Createquity’s definition of a healthy arts ecosystem imagines a world in which “each human being today and in the future has an opportunity to participate in the arts at a level appropriate to his/her interest and skill” (emphasis added). Our concern about disparities of access to the arts stems from the potential for life circumstances to interfere with such choices. The revelations in this research, however, suggest that there is a significant proportion of economically disadvantaged people who do not take the initiative to experience the arts, even when time and cost are not issues.

Our analysis of the GSS data underlying “When Going Gets Tough” shows that a lack of explicit interest is far and away the dominant factor keeping low-SES populations away from arts events. Just under a third of the overall sample neither attended an exhibit or performance in the past year nor could recall one they wanted to attend but couldn’t. Among the bottom income quartile, however, this number was nearly half – and for people who hadn’t finished high school, it was over 65%!
Unlike most motivated researchers who wish to find answers consistent with their expectations, the Createquity people are brutally honest.
The truth is that we don’t know much about why low-SES people make the choices they do about how to spend their free time. Are they watching television because they truly enjoy it and happen to find it more fulfilling than going out to a concert, a museum, or a movie theater? Or are they doing so as a reluctant concession to circumstance, with TV being the only art form they can afford to consume (or the only one they don’t have to schedule in advance)? Or perhaps something in between – a “learned” and socially reinforced preference that has as much to do with identity as anything specific to the experience itself?

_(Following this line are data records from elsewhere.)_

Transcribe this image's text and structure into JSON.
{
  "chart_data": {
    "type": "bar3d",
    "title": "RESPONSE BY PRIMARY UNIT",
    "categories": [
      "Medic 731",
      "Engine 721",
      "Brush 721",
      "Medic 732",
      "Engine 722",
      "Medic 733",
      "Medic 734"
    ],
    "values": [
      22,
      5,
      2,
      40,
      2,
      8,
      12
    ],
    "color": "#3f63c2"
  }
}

“When Going Gets Tough” offers some support for the last of these propositions. Survey respondents who self-identified as middle or upper class were much more likely to attend an exhibit or performance than those who identified as working class. This finding held even after controlling for income and education:
For example, among individuals whose household income was around the national median, approximately 60% identified as working class and 36% as middle class. Despite having very similar household incomes, only 48% of those identifying as working class attended at least one exhibit or performance, compared with 67% who identified as middle class.
Perhaps some low-SES individuals don’t attend arts events simply because they don’t think of themselves as the “kind of people” who attend arts events. Which brings us back to the question: is that a problem?

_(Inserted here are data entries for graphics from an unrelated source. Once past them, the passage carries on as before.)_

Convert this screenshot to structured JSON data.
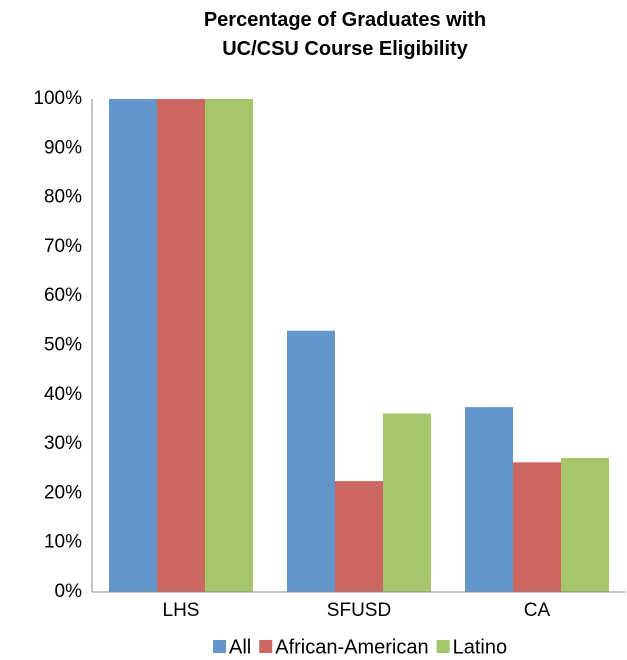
{
  "chart_data": {
    "type": "bar",
    "title": "Percentage of Graduates with UC/CSU Course Eligibility",
    "categories": [
      "LHS",
      "SFUSD",
      "CA"
    ],
    "series": [
      {
        "name": "All",
        "color": "#6397cc",
        "values": [
          100,
          53,
          37.5
        ]
      },
      {
        "name": "African-American",
        "color": "#cc6661",
        "values": [
          100,
          22.5,
          26.3
        ]
      },
      {
        "name": "Latino",
        "color": "#a7c56a",
        "values": [
          100,
          36.2,
          27.2
        ]
      }
    ],
    "ylim": [
      0,
      100
    ],
    "yticks": [
      {
        "value": 0,
        "label": "0%"
      },
      {
        "value": 10,
        "label": "10%"
      },
      {
        "value": 20,
        "label": "20%"
      },
      {
        "value": 30,
        "label": "30%"
      },
      {
        "value": 40,
        "label": "40%"
      },
      {
        "value": 50,
        "label": "50%"
      },
      {
        "value": 60,
        "label": "60%"
      },
      {
        "value": 70,
        "label": "70%"
      },
      {
        "value": 80,
        "label": "80%"
      },
      {
        "value": 90,
        "label": "90%"
      },
      {
        "value": 100,
        "label": "100%"
      }
    ],
    "grid": false,
    "legend": "bottom"
  }
}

All centrally designed and administered policies are subject to catastrophic failure arising from inadequate understanding of the complexity of human systems. In foreign aid in general, and economic development in particular, there is a huge literature surrounding such systematic failures in central planning. No matter the consistency of the outcomes, there is a pathological reluctance to acknowledge such failure. "If we just tweak this aspect of our effort, it will be different next time." But next time is never different.

Createquity, bless them, make a recommendation that is almost never seen in other fields of pathological altruism.
We would urge would-be social engineers to tread carefully when it comes to deciding for poor people what their consumption preferences should be. (An instructive example here is the movement in New York City and elsewhere to reduce soda consumption, which has faced pushback from the very low-income communities it’s intended to help.) How far can one go to increase participation by underrepresented audiences before those efforts stop being perceived as generous and start coming off as patronizing? Until we know more about low-SES people’s subjective experience of their free time — whether they would spend their time differently if they had the opportunity, and whether there’s a place for the arts in those dreams — we advise against making too many assumptions.